What happens when a reverse mortgage is upside down? Read here to find out what will happen if your reverse mortgage becomes upside down!
One of the largest risks associated with taking out a reverse mortgage is that it could eventually grow to the point where the mortgage is upside down and you owe more than your home is worth. If you take out a reverse mortgage and it eventually becomes upside down, a few different situations could occur.
You Lose Your Home Equity
The first thing that happens when your reverse mortgage becomes upside down is that you will lose your home equity. A reverse mortgage is similar like any other mortgage loan in that it is a lien against your property. In the event that your home’s value decreases or that the interest accrues to the point where your mortgage is worth more than the home, you will have no remaining home equity.

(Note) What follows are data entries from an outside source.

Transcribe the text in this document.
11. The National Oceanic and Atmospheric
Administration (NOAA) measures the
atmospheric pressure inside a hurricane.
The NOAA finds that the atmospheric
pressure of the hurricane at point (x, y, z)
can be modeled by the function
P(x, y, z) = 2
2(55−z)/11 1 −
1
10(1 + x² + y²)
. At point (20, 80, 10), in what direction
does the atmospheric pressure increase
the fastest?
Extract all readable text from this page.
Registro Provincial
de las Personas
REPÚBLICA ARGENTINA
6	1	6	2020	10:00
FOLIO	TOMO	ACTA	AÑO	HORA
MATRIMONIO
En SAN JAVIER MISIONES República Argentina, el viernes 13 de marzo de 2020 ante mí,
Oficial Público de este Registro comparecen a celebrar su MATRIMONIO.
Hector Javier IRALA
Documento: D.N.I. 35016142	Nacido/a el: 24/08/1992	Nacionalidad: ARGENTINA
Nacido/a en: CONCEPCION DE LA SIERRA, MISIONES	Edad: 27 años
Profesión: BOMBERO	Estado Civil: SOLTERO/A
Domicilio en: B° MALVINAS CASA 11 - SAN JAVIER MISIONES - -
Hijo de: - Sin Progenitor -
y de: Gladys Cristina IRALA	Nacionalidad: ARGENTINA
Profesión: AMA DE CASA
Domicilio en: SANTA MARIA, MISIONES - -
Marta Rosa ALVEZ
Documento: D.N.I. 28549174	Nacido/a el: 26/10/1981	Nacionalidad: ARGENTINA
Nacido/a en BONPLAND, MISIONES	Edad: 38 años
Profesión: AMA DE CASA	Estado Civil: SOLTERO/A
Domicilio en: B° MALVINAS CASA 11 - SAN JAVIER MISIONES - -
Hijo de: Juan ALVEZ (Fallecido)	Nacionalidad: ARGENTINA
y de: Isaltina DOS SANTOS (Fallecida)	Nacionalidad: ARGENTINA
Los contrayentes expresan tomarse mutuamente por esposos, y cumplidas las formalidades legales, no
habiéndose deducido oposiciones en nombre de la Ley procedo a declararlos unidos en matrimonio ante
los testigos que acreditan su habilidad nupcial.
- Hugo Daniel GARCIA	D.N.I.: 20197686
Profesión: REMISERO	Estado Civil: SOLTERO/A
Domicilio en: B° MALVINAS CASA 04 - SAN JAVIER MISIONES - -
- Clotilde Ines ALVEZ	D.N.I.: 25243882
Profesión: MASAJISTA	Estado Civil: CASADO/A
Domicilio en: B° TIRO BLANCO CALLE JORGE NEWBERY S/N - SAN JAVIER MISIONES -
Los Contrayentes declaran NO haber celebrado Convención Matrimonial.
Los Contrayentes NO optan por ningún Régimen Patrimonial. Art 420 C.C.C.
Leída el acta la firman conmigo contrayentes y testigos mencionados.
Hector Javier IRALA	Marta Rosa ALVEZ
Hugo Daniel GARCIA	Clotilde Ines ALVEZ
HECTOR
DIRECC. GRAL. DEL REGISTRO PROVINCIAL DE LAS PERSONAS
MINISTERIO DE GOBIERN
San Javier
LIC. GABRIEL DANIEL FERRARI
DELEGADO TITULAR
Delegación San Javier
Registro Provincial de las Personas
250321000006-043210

You Won’t Be Able to Refinance
The second situation which could occur if your reverse mortgage becomes upside down is you won’t be able to refinance your mortgage. If your mortgage becomes upside down, you will not have enough equity remaining to refinance into either another reverse mortgage or a traditional mortgage.
Lender Will Take a Loss
The third situation which could occur if your reverse mortgage becomes upside down is that your lender will eventually take a loss. According to reverse mortgage loan documents, a borrower can never owe more on the mortgage than their home is worth. This means that if you sell your home, you will not be responsible for any shortfall. The same applies if you pass away and your heirs are forced to sell your home. In an event where there is a shortfall, the lender will have to take a loss on the loan.